Respect the residents' privacy by staying on the road. Dogs must be leashed here. On summer weekends, a tiny store in the settlement sells snacks, drinks and T-shirts. The center also includes several rentable cabins for $100-$300 that sleep 2-16 (for information call 503-897-2921 or check www.opalcreek.org).
An optional side trip for those who would to see more of Opal Creek begins at Opal Pool. When you reach the trail junction beside Opal Pool continue upstream 0.6 mile to a single-log footbridge. Along the way you'll pass several small waterfalls. If you like, continue 0.9 mile upstream on a rougher trail to Cedar Flat's trio of ancient red cedars, 500-1,000 years old. Near here, the Beachie Creek crossing, on a mossy log, is a good place to turn around. The trail peters out beyond this point.

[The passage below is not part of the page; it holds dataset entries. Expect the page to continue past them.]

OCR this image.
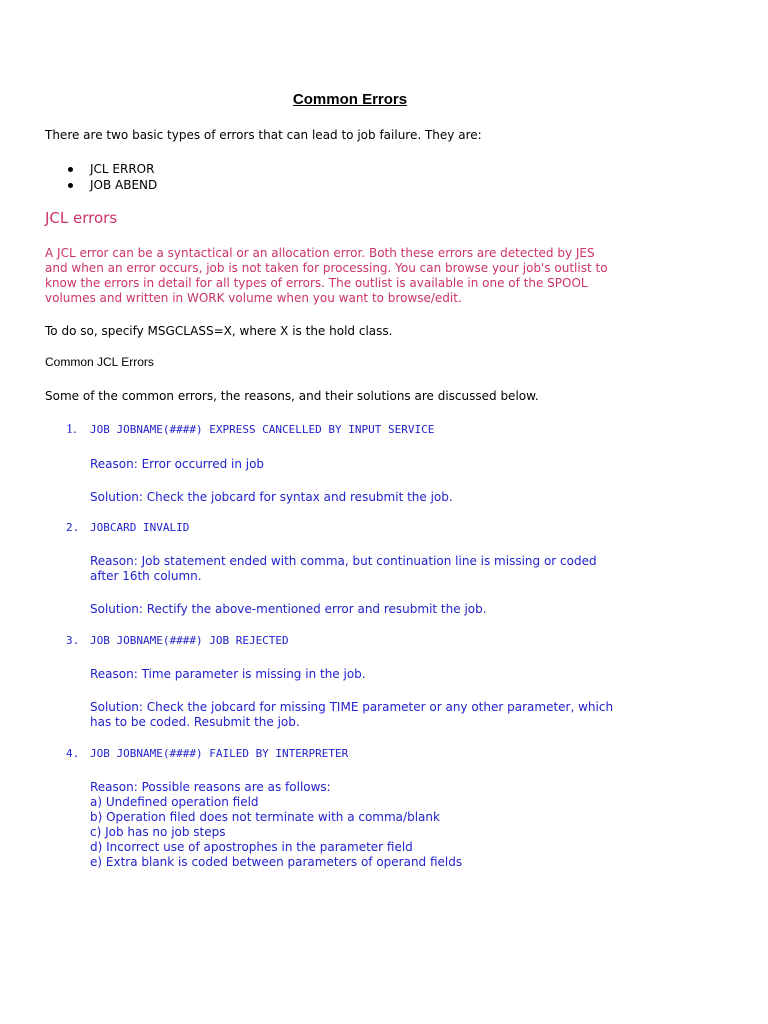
Common Errors
There are two basic types of errors that can lead to job failure. They are:
JCL ERROR
JOB ABEND
JCL errors
A JCL error can be a syntactical or an allocation error. Both these errors are detected by JES
and when an error occurs, job is not taken for processing. You can browse your job's outlist to
know the errors in detail for all types of errors. The outlist is available in one of the SPOOL
volumes and written in WORK volume when you want to browse/edit.
To do so, specify MSGCLASS=X, where X is the hold class.
Common JCL Errors
Some of the common errors, the reasons, and their solutions are discussed below.
1. JOB JOBNAME(####) EXPRESS CANCELLED BY INPUT SERVICE
Reason: Error occurred in job
Solution: Check the jobcard for syntax and resubmit the job.
2. JOBCARD INVALID
Reason: Job statement ended with comma, but continuation line is missing or coded
after 16th column.
Solution: Rectify the above-mentioned error and resubmit the job.
3. JOB JOBNAME(####) JOB REJECTED
Reason: Time parameter is missing in the job.
Solution: Check the jobcard for missing TIME parameter or any other parameter, which
has to be coded. Resubmit the job.
4. JOB JOBNAME(####) FAILED BY INTERPRETER
Reason: Possible reasons are as follows:
a) Undefined operation field
b) Operation filed does not terminate with a comma/blank
c) Job has no job steps
d) Incorrect use of apostrophes in the parameter field
e) Extra blank is coded between parameters of operand fields
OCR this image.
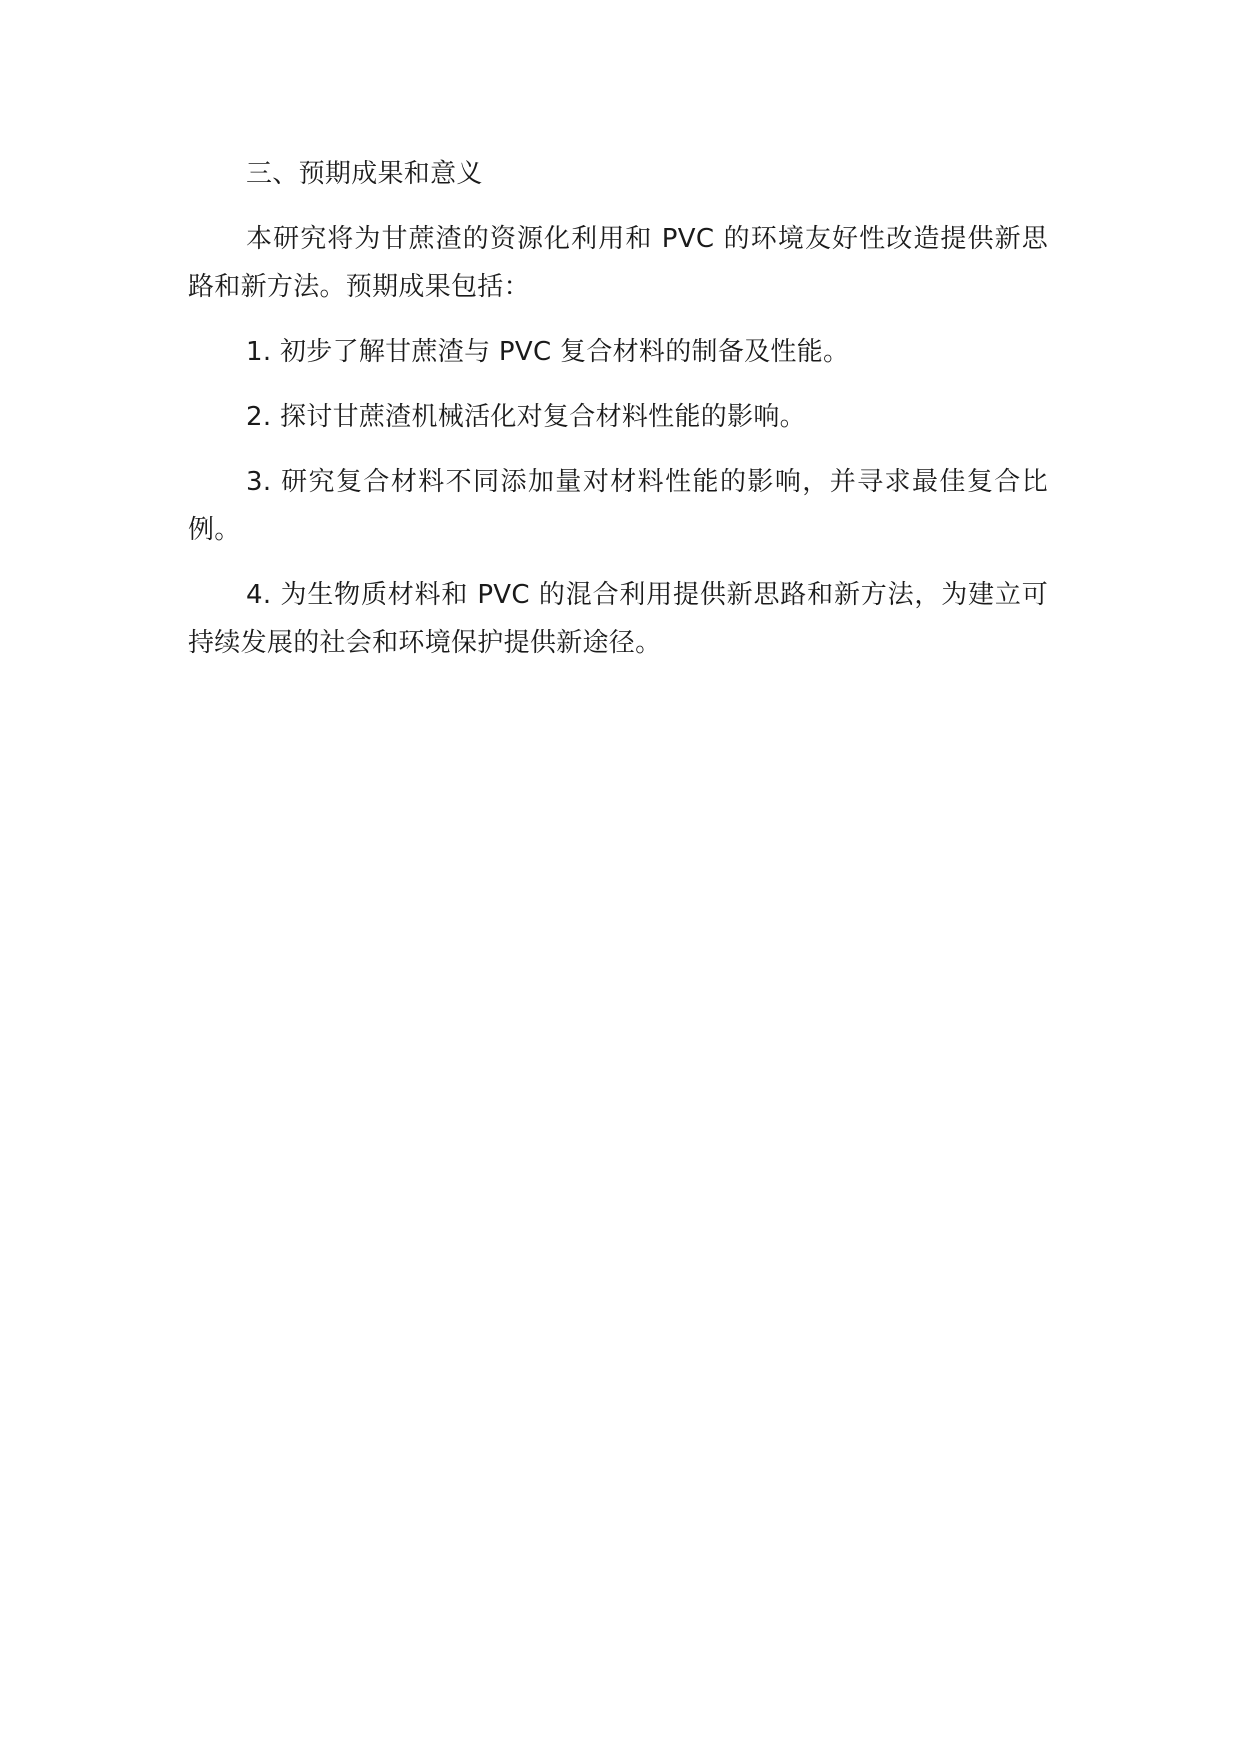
三、预期成果和意义

本研究将为甘蔗渣的资源化利用和 PVC 的环境友好性改造提供新思路和新方法。预期成果包括：

1. 初步了解甘蔗渣与 PVC 复合材料的制备及性能。

2. 探讨甘蔗渣机械活化对复合材料性能的影响。

3. 研究复合材料不同添加量对材料性能的影响，并寻求最佳复合比例。

4. 为生物质材料和 PVC 的混合利用提供新思路和新方法，为建立可持续发展的社会和环境保护提供新途径。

History: Opal Creek's ancient forest was thrust to fame in the 1980s by controversy over Forest Service logging proposals. National television crews and thousands of visitors hiked to Jawbone Flats' rustic mining camp and scrambled over a rugged "bear trail" to view the endangered old-growth groves towering above this creek's green pools. By the time Opal Creek finally won Wilderness protection in 1998 an improved path had been built to make the area more hiker-friendly. The new trail shortcuts from the Little North Santiam River to Opal Creek, making possible a loop trip to Opal Pool's gorge and Jawbone Flats.
Geology: Miners at Jawbone Flats did not find commercial quantities of gold, and so they concentrated on nickel and other minerals instead.